On this Holy Saturday our Lord’s body rests in the tomb, and we wait eagerly for His resurrection. We steep our minds in reflection before His silent grave, because we, too, have died with Him and we wish to rise with Him. Scripture insists we “set [our] affection on things above, not on things on earth” if we want to rise with Christ and have our life hidden with Him (Col. 3:2). But how do we fix our hearts toward heaven while living on earth? This is the subject of Blessed John Henry Newman’s sermon, “Rising with Christ.”
We understand what it means to set our hearts on worldly things, for this is the common state of man. Many people “are hindered, nay, possessed and absorbed by this world, and they cannot rise because they have no wings. Prayer and fasting have been called the wings of the soul, and they who neither fast nor pray, cannot follow Christ. They cannot lift up their hearts to Him. They have no treasure above, but their treasure, and their heart, and their faculties are all upon the earth; the earth is their portion, and not heaven.”
For the saints the opposite is true. They have light and peace and ascend to the top of the mountain. Blessed Newman says the mountaintop is the image Scripture gives us of where God is and where He calls us to go. The mountain is where God’s holy temple is; it is the place God revealed His commandments to Moses and where Christ was transfigured before His disciples. On the plain, conversely, men carry on with the concerns of life and are troubled by sin and weakness.
Does setting our hearts on heavenly things mean we abandon our ordinary duties? Blessed Newman is careful to say, “I do not mean, of course, that a man can be religious who neglects his duties of this world; but that there is an inner and truer life in religious men, beyond the life and conversation which others see, or, in the words of the text, their ‘life is hid with Christ in God.’”

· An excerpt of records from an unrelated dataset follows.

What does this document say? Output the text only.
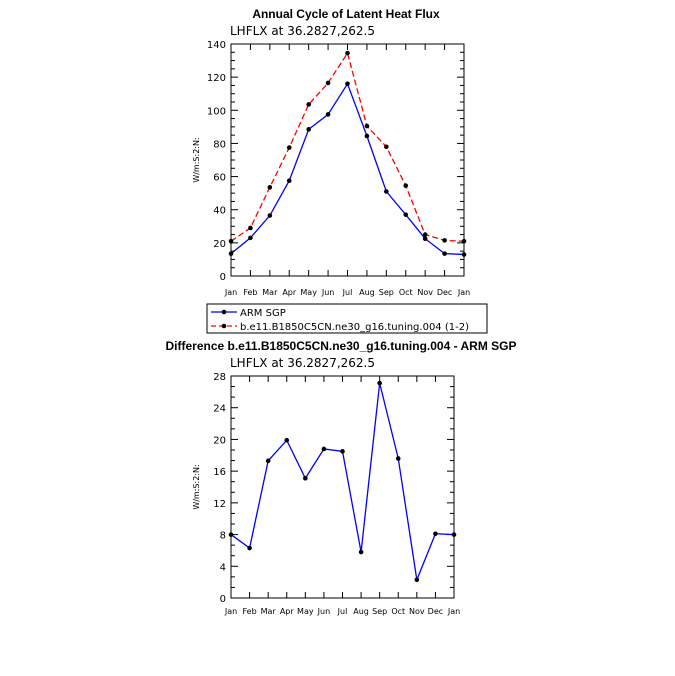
Annual Cycle of Latent Heat Flux
LHFLX at 36.2827,262.5
W/m:S:2:N:
0
20
40
60
80
100
120
140
Jan Feb Mar Apr May Jun Jul Aug Sep Oct Nov Dec Jan
ARM SGP
b.e11.B1850C5CN.ne30_g16.tuning.004 (1-2)
Difference b.e11.B1850C5CN.ne30_g16.tuning.004 - ARM SGP
LHFLX at 36.2827,262.5
W/m:S:2:N:
0
4
8
12
16
20
24
28
Jan Feb Mar Apr May Jun Jul Aug Sep Oct Nov Dec Jan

Here Newman defines this hidden life of God to which all are called: “to live in heaven in their thoughts, motives, aims, desires, likings, prayers, praises, intercessions, even while they are in the flesh; to look like other men, to be busy like other men, to be passed over in the crowd of men, or even to be scorned or oppressed, as other men may be, but the while to have a secret channel of communication with the Most High, a gift the world knows not of; to have their life hid with Christ in God.”

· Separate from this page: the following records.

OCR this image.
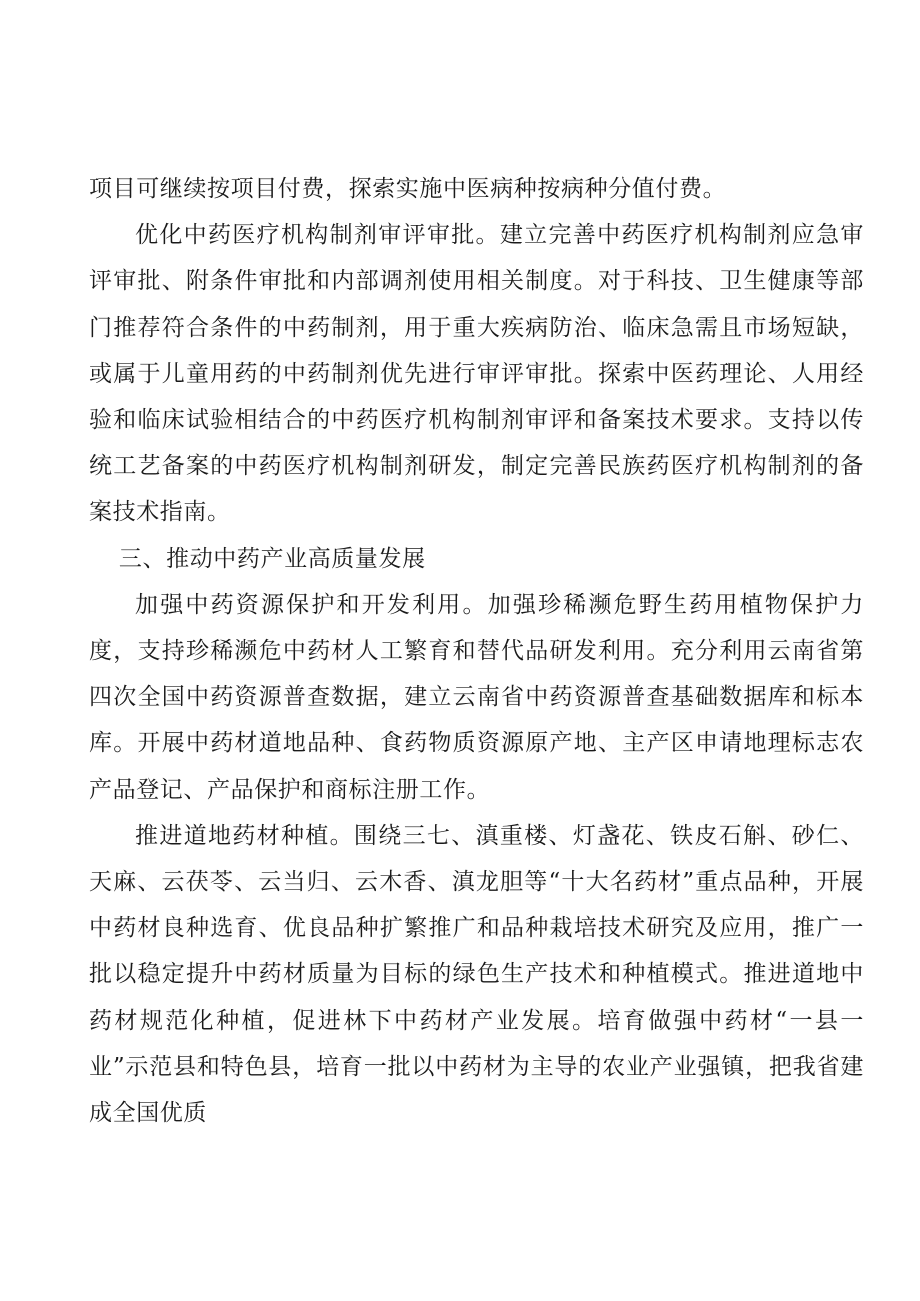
项目可继续按项目付费，探索实施中医病种按病种分值付费。

优化中药医疗机构制剂审评审批。建立完善中药医疗机构制剂应急审评审批、附条件审批和内部调剂使用相关制度。对于科技、卫生健康等部门推荐符合条件的中药制剂，用于重大疾病防治、临床急需且市场短缺，或属于儿童用药的中药制剂优先进行审评审批。探索中医药理论、人用经验和临床试验相结合的中药医疗机构制剂审评和备案技术要求。支持以传统工艺备案的中药医疗机构制剂研发，制定完善民族药医疗机构制剂的备案技术指南。

三、推动中药产业高质量发展

加强中药资源保护和开发利用。加强珍稀濒危野生药用植物保护力度，支持珍稀濒危中药材人工繁育和替代品研发利用。充分利用云南省第四次全国中药资源普查数据，建立云南省中药资源普查基础数据库和标本库。开展中药材道地品种、食药物质资源原产地、主产区申请地理标志农产品登记、产品保护和商标注册工作。

推进道地药材种植。围绕三七、滇重楼、灯盏花、铁皮石斛、砂仁、天麻、云茯苓、云当归、云木香、滇龙胆等“十大名药材”重点品种，开展中药材良种选育、优良品种扩繁推广和品种栽培技术研究及应用，推广一批以稳定提升中药材质量为目标的绿色生产技术和种植模式。推进道地中药材规范化种植，促进林下中药材产业发展。培育做强中药材“一县一业”示范县和特色县，培育一批以中药材为主导的农业产业强镇，把我省建成全国优质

To the world, there is no such life. Men of the world live for its “honours and comforts” and believe all men do likewise. Newman adds, “They admit, indeed, that a man may be influenced by religious motives, but to be governed by them, to live by them, to own them as turning points, and primary and ultimate laws of his conduct, this is what they do not credit.”

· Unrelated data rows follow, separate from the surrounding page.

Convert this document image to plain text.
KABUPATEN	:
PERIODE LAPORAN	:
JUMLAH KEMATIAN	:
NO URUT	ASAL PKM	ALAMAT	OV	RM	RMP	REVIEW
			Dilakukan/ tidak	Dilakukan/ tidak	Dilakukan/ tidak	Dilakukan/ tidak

Though the path to the mountaintop is arduous, the reward is great, Newman says. His words stir us to act: “If you have hitherto thought too little of these things, if you have thought religion lies merely in what it certainly does consist in also, in filling your worldly station well, in being amiable, and well-behaved, and considerate, and orderly,—but if you have thought it was nothing more than this, if you have neglected to stir up the great gift of God which is lodged deep within you, the gift of election and regeneration, if you have been scanty in your devotions, in intercession, prayer, and praise, and if, in consequence, you have little or nothing of the sweetness, the winning grace, the innocence, the freshness, the tenderness, the cheerfulness, the composure of the elect of God, if you are at present really deficient in praying, and other divine exercises, make a new beginning henceforth.”
Give freely of your time to your Lord and Saviour…. Set aside every day times for seeking Him. Humble yourself that you have been hitherto so languid and uncertain. Live more strictly to Him; take His yoke upon your shoulder; live by rule. I am not calling on you to go out of the world, or to abandon your duties in the world, but to redeem the time; not to give hours to mere amusement or society, while you give minutes to Christ; not to pray to Him only when you are tired, and fit for nothing but sleep; not altogether to omit to praise Him, or to intercede for the world and the Church; but in good measure to realize honestly the words of the text, to ‘set your affection on things above;’ and to prove that you are His, in that your heart is risen with Him, and your life hid in Him.”
The Lord is so gracious to let us begin again. If we have not fulfilled our Lenten promises; if, after this reflection, we see how low we are, resting in the plain while God calls us upward; we can cling to our Savior. When He rises, we can rise with Him. Today is the day of salvation. We can begin right now. Precious Lord, forgive us and help us ascend – carry us if You must – for we long to be with You.